To correct the Tailors bunion, the surgeon must identify if the prominence is due to a bone enlargement, or due to an abnormal angle of the bone. The basic procedure involves a short incision over the outer top side of the foot just behind the little toe. If the bone is simply enlarged, a basic procedure is performed that shaves the bone down along the outer side of the 5th metatarsal head, and possibly the bottom if there is an abnormal enlargement there as well. If the problem lies in the angle of the bone, a cut needs to be made in the bone that allows it to move back over towards the rest of the foot, thereby reducing the prominence against the side of the foot. Where this cut is made is dependant on how great of angle the bone is positioned outward in. Minor angle increases can be corrected with a cut closer to the little toe, which heals easier.
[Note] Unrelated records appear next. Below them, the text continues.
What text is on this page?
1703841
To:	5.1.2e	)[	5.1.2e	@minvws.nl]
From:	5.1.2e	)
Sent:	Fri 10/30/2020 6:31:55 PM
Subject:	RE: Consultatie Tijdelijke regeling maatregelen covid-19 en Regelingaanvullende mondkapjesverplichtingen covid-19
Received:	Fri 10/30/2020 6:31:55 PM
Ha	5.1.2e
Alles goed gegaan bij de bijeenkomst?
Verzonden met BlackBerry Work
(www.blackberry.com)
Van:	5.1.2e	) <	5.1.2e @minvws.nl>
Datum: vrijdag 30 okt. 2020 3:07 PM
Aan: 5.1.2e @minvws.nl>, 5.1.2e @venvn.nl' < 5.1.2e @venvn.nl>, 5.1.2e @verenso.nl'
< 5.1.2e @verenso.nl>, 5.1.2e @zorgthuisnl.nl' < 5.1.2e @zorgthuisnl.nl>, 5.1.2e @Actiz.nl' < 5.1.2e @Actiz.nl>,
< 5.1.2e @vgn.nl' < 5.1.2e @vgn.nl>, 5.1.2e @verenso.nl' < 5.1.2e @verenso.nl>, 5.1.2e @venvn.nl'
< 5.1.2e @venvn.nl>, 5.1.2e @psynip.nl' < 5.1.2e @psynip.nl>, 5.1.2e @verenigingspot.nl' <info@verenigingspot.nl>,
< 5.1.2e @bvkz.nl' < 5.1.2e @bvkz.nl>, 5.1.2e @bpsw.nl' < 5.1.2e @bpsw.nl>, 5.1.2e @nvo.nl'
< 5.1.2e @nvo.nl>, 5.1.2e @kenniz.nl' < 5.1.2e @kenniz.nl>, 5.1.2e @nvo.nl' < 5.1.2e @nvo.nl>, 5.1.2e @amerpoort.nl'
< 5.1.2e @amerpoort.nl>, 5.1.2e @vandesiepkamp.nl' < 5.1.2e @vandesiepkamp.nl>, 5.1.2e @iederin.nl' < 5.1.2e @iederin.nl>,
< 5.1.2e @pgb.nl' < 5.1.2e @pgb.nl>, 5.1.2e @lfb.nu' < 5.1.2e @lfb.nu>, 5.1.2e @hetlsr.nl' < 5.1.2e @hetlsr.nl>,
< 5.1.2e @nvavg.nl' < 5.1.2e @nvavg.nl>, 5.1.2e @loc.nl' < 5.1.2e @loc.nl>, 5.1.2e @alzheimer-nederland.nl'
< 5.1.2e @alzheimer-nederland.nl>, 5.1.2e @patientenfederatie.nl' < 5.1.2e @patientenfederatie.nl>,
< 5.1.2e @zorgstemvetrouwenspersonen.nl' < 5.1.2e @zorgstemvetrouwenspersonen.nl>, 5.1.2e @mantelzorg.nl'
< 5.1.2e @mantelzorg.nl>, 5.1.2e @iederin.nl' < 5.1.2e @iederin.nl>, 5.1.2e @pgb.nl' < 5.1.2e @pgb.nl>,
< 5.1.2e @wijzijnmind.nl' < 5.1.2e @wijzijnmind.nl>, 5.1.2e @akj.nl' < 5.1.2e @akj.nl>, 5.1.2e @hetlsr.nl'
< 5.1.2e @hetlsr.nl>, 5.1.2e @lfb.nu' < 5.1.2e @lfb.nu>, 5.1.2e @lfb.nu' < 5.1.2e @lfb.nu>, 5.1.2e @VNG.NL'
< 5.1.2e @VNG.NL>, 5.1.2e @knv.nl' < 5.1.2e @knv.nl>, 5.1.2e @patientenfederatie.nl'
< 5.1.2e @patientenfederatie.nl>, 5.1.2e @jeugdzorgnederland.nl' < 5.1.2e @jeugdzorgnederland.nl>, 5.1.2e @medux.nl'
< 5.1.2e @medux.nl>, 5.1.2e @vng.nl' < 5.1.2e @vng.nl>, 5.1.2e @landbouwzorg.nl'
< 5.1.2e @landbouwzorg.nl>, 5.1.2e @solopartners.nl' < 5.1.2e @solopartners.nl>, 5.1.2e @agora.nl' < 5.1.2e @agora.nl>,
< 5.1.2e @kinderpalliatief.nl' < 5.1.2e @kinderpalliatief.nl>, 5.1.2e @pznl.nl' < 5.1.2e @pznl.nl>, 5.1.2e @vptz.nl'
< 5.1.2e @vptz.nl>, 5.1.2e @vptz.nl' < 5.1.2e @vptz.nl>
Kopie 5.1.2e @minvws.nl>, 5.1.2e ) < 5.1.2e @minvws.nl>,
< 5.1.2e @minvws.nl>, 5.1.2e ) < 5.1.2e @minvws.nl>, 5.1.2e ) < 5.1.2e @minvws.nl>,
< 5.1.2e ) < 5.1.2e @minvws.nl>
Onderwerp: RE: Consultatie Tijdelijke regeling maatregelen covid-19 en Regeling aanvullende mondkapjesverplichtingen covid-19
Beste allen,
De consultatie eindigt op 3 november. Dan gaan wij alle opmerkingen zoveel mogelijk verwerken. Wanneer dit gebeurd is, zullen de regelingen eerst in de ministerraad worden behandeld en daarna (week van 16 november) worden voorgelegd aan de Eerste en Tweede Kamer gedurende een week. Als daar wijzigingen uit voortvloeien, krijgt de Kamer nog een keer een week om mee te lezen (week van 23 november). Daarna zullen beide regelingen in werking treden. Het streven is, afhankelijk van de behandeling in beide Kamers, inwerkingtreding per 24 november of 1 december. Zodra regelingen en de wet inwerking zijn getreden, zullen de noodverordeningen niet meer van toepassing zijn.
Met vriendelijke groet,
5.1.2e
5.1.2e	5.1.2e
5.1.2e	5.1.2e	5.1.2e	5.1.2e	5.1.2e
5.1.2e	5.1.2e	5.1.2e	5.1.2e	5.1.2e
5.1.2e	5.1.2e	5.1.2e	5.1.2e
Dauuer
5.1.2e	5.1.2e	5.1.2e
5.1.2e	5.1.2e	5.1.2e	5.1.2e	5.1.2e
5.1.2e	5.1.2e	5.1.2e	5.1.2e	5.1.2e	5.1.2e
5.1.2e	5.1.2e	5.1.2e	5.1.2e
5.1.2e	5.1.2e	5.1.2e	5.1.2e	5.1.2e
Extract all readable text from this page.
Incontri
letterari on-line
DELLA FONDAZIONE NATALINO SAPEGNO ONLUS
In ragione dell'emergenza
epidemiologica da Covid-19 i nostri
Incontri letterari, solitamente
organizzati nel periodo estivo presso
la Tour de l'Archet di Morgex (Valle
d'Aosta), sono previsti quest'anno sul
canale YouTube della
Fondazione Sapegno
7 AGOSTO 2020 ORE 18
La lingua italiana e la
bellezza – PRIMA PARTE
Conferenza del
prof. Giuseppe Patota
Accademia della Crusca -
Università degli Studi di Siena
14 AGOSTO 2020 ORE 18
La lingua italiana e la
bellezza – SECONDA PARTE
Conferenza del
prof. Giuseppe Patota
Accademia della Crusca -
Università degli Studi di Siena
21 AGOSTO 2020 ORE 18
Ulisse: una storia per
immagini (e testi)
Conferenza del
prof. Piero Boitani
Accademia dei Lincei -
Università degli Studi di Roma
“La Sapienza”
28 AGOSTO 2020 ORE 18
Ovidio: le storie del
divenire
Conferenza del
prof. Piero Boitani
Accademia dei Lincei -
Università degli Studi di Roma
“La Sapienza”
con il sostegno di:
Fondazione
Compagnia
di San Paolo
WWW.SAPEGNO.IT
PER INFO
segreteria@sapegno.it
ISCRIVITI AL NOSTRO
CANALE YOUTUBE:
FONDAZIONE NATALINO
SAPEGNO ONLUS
Larger angles require that the bone be cut further back towards the middle of the foot, which results in more instability during the healing process and may require more immobilization during the healing process. A screw, plate, wire, or pin is used to secure the bone cut in either case, and usually six weeks must pass before the bone is healed.
 
Recovery depends on which procedure was performed. Simple prominence, or 'bump', removals heal in about 3 or 4 weeks, with the use of a post-op shoe to protect the foot. Procedures that require bone cuts will need at least 6 weeks for the bone to heal, and may either require the use of a post-op shoe, a fracture boot, or a leg cast with crutches to keep the healing bone stable externally.